Pero en esta democracia en almoneda los ciudadanos no se reconocen porque ya no pueden considerarla propia. Ya no es una democracia de derechos que te pertenecen de forma inherente sino una democracia de deudas que se adquieren pero cuyo pago se aplaza, sobre todo cuando la hacienda pública cae en la insolvencia bajo las coyunturas de crisis. En consecuencia, los ciudadanos desertan de la democracia en quiebra, desentendiéndose de sus deberes cívicos para pasar a explotarla con cínico afán de lucro como si fuera un negocio privado. Y de esta adulteración contra natura surgen las demás secuelas que pervierten la democracia de mercado actual (corrupción política, sectarismo populista, crecimiento de la desigualdad, recorte de la protección social, privatización de los servicios públicos, falsificación mediática de la realidad, represión de libertades a cambio de seguridad...), dando excusa a los ciudadanos para refugiarse en el nihilismo y la insolidaridad.

Sin embargo, no todo está perdido.
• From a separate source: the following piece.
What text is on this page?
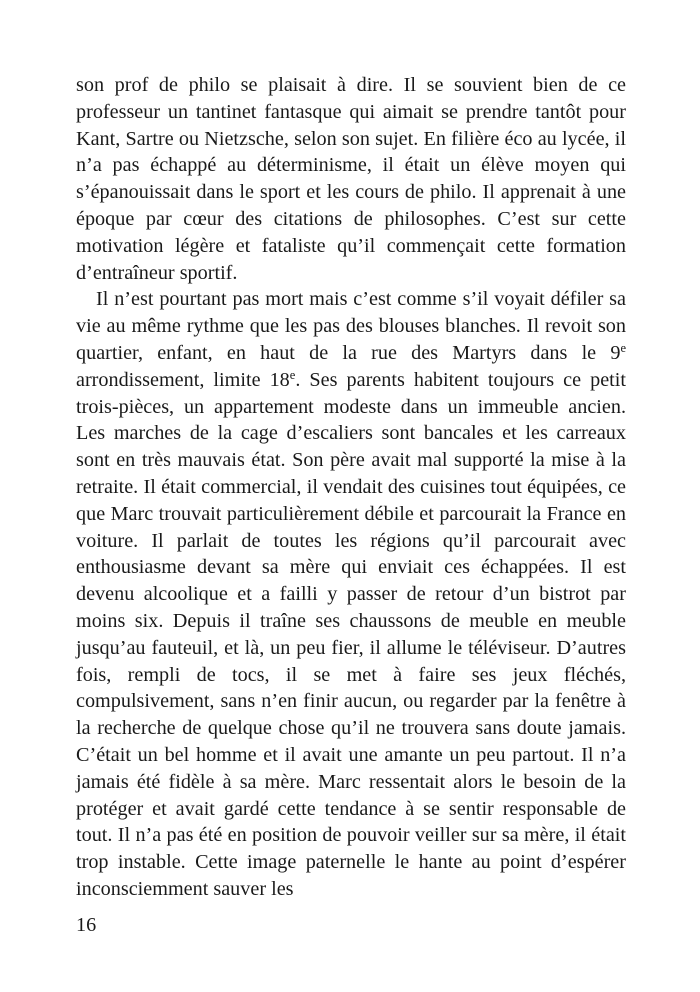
son prof de philo se plaisait à dire. Il se souvient bien de ce professeur un tantinet fantasque qui aimait se prendre tantôt pour Kant, Sartre ou Nietzsche, selon son sujet. En filière éco au lycée, il n’a pas échappé au déterminisme, il était un élève moyen qui s’épanouissait dans le sport et les cours de philo. Il apprenait à une époque par cœur des citations de philosophes. C’est sur cette motivation légère et fataliste qu’il commençait cette formation d’entraîneur sportif.

Il n’est pourtant pas mort mais c’est comme s’il voyait défiler sa vie au même rythme que les pas des blouses blanches. Il revoit son quartier, enfant, en haut de la rue des Martyrs dans le 9e arrondissement, limite 18e. Ses parents habitent toujours ce petit trois-pièces, un appartement modeste dans un immeuble ancien. Les marches de la cage d’escaliers sont bancales et les carreaux sont en très mauvais état. Son père avait mal supporté la mise à la retraite. Il était commercial, il vendait des cuisines tout équipées, ce que Marc trouvait particulièrement débile et parcourait la France en voiture. Il parlait de toutes les régions qu’il parcourait avec enthousiasme devant sa mère qui enviait ces échappées. Il est devenu alcoolique et a failli y passer de retour d’un bistrot par moins six. Depuis il traîne ses chaussons de meuble en meuble jusqu’au fauteuil, et là, un peu fier, il allume le téléviseur. D’autres fois, rempli de tocs, il se met à faire ses jeux fléchés, compulsivement, sans n’en finir aucun, ou regarder par la fenêtre à la recherche de quelque chose qu’il ne trouvera sans doute jamais. C’était un bel homme et il avait une amante un peu partout. Il n’a jamais été fidèle à sa mère. Marc ressentait alors le besoin de la protéger et avait gardé cette tendance à se sentir responsable de tout. Il n’a pas été en position de pouvoir veiller sur sa mère, il était trop instable. Cette image paternelle le hante au point d’espérer inconsciemment sauver les

16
La eclosión y el auge del movimiento de indignados del 15-M que reclaman la refundación democrática acaba de demostrar que yes, we can: nosotros, el pueblo, podemos interpelar de tú a tú a cualquier poder ajeno. Y si resulta posible desafiar el poder de los propios Gobiernos, ¿por qué no habría de ser posible hacerlo también con el poder de los mercados externos?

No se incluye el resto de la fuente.